* Video webpage
http://mediathek.daserste.de/sendungen_a-z/3304234_ard-sondersendung/19295624_edward-snowden-interview-in-english
* Direct download
http://media.ndr.de/progressive_geo/2014/0127/TV-20140127-1338-2142.hq.mp4
* Transscript
http://www.ndr.de/ratgeber/netzwelt/snowden277.html
Most interesting I found:
> You could read anyone’s email in the world. Anybody you’ve got email
> address for, any website you can watch traffic to and from it, any
> computer that an individual sits at you can watch it, any laptop that
> you’re tracking you can follow it as it moves from place to place
> throughout the world. It’s a one stop shop for access to the NSA’s
> information. And what’s more you can tag individuals using
> "XKeyscore". Let’s say I saw you once and I thought what you were
> doing was interesting or you just have access that’s interesting to
> me, let’s say you work at a major German corporation and I want access
> to that network, I can track your username on a website on a form
> somewhere, I can track your real name, I can track associations with
> your friends and I can build what’s called a fingerprint which is
> network activity unique to you which means anywhere you go in the
> world anywhere you try to sort of hide your online presence hide your
> identity, the NSA can find you and anyone who’s allowed to use this or
> who the NSA shares their software with can do the same thing. Germany
> is one of the countries that have access to "XKeyscore".
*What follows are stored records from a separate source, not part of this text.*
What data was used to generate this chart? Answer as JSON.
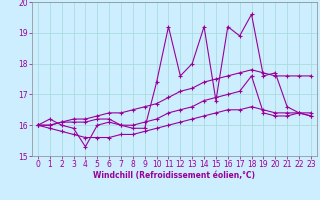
{
  "xlabel": "Windchill (Refroidissement éolien,°C)",
  "xlim": [
    -0.5,
    23.5
  ],
  "ylim": [
    15,
    20
  ],
  "yticks": [
    15,
    16,
    17,
    18,
    19,
    20
  ],
  "xticks": [
    0,
    1,
    2,
    3,
    4,
    5,
    6,
    7,
    8,
    9,
    10,
    11,
    12,
    13,
    14,
    15,
    16,
    17,
    18,
    19,
    20,
    21,
    22,
    23
  ],
  "bg_color": "#cceeff",
  "grid_color": "#aadddd",
  "line_color": "#990099",
  "lines": [
    [
      16.0,
      16.2,
      16.0,
      15.9,
      15.3,
      16.0,
      16.1,
      16.0,
      15.9,
      15.9,
      17.4,
      19.2,
      17.6,
      18.0,
      19.2,
      16.8,
      19.2,
      18.9,
      19.6,
      17.6,
      17.7,
      16.6,
      16.4,
      16.3
    ],
    [
      16.0,
      16.0,
      16.1,
      16.1,
      16.1,
      16.2,
      16.2,
      16.0,
      16.0,
      16.1,
      16.2,
      16.4,
      16.5,
      16.6,
      16.8,
      16.9,
      17.0,
      17.1,
      17.6,
      16.4,
      16.3,
      16.3,
      16.4,
      16.3
    ],
    [
      16.0,
      16.0,
      16.1,
      16.2,
      16.2,
      16.3,
      16.4,
      16.4,
      16.5,
      16.6,
      16.7,
      16.9,
      17.1,
      17.2,
      17.4,
      17.5,
      17.6,
      17.7,
      17.8,
      17.7,
      17.6,
      17.6,
      17.6,
      17.6
    ],
    [
      16.0,
      15.9,
      15.8,
      15.7,
      15.6,
      15.6,
      15.6,
      15.7,
      15.7,
      15.8,
      15.9,
      16.0,
      16.1,
      16.2,
      16.3,
      16.4,
      16.5,
      16.5,
      16.6,
      16.5,
      16.4,
      16.4,
      16.4,
      16.4
    ]
  ],
  "tick_fontsize": 5.5,
  "xlabel_fontsize": 5.5,
  "xlabel_fontweight": "bold"
}
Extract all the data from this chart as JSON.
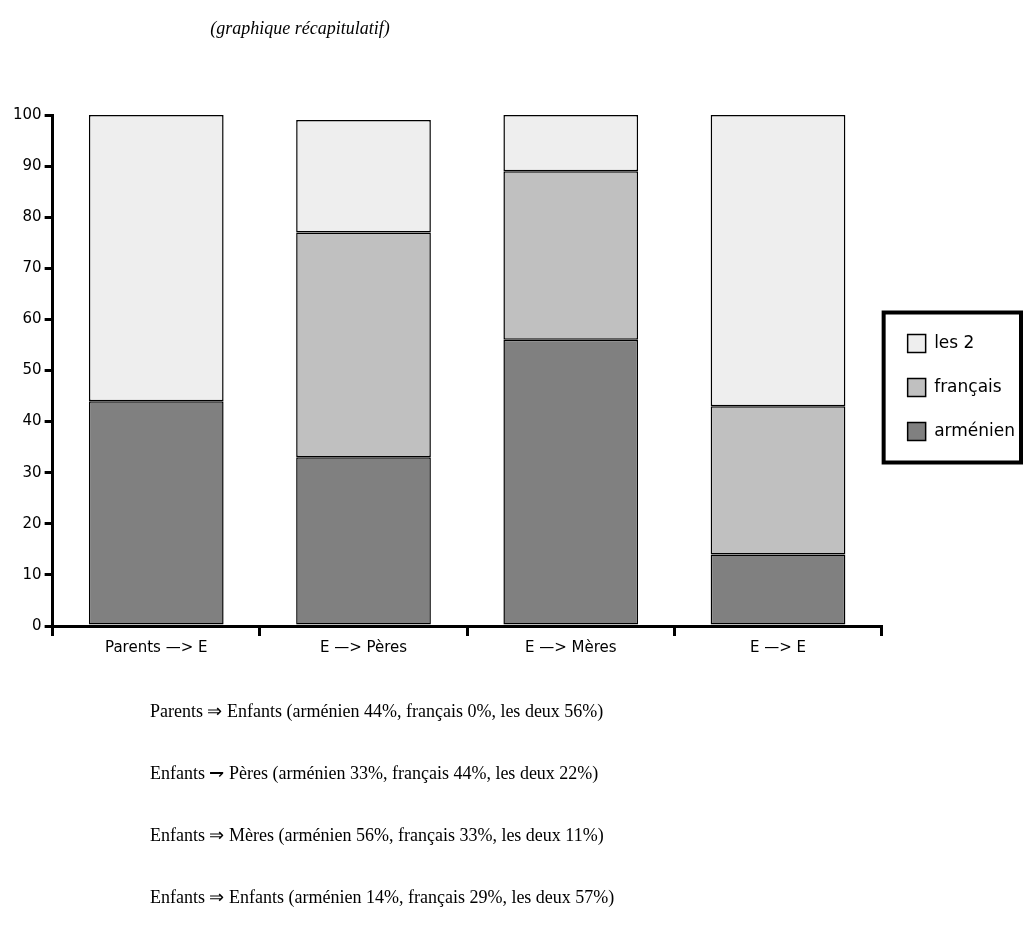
{
  "chart_data": {
    "type": "bar",
    "title": "(graphique récapitulatif)",
    "categories": [
      "Parents —> E",
      "E —> Pères",
      "E —> Mères",
      "E —> E"
    ],
    "stacked": true,
    "series": [
      {
        "name": "arménien",
        "color": "#808080",
        "values": [
          44,
          33,
          56,
          14
        ]
      },
      {
        "name": "français",
        "color": "#c0c0c0",
        "values": [
          0,
          44,
          33,
          29
        ]
      },
      {
        "name": "les 2",
        "color": "#eeeeee",
        "values": [
          56,
          22,
          11,
          57
        ]
      }
    ],
    "ylim": [
      0,
      100
    ],
    "yticks": [
      0,
      10,
      20,
      30,
      40,
      50,
      60,
      70,
      80,
      90,
      100
    ],
    "grid": false,
    "legend": "right",
    "annotations": [
      "Parents ⇒ Enfants (arménien 44%, français 0%, les deux 56%)",
      "Enfants ⇁ Pères (arménien 33%, français 44%, les deux 22%)",
      "Enfants ⇒ Mères (arménien 56%, français 33%, les deux 11%)",
      "Enfants ⇒ Enfants (arménien 14%, français 29%, les deux 57%)"
    ]
  }
}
Esp. "I can build what’s called a fingerprint which is network activity
unique to you which means anywhere you go in the world"
He didn't elaborate on what this "fingerprint" is based on, but it could be:
* Obviously, log in to email, fetch emails
* Set of websites I regularly visit, e.g. regular visits to the set of
heise.de,
nytimes.com and
mozilla.org is probably fairly unique in
the world.
* EFF's panopticlick
* Unique IDs in "phone home", e.g "Firefox Health Services". This is
precisely why I opposed Metrics, I wrote in bug 718066 comment 2:
"Having a UUID would allow, for example, to track all my dynamic IP
addresses over time, and allow to build a profile, when combined
with access logs. If I have a notebook or mobile browser, it would
even allow to track the places where I go based on IP geolocation /
whois data."
and I was thinking of the NSA, and now Snowden confirms that they
are doing precisely that.
I think we have to draw conclusions from this - remove anything that can
identify a single user, unless he explicitly chooses to identify himself.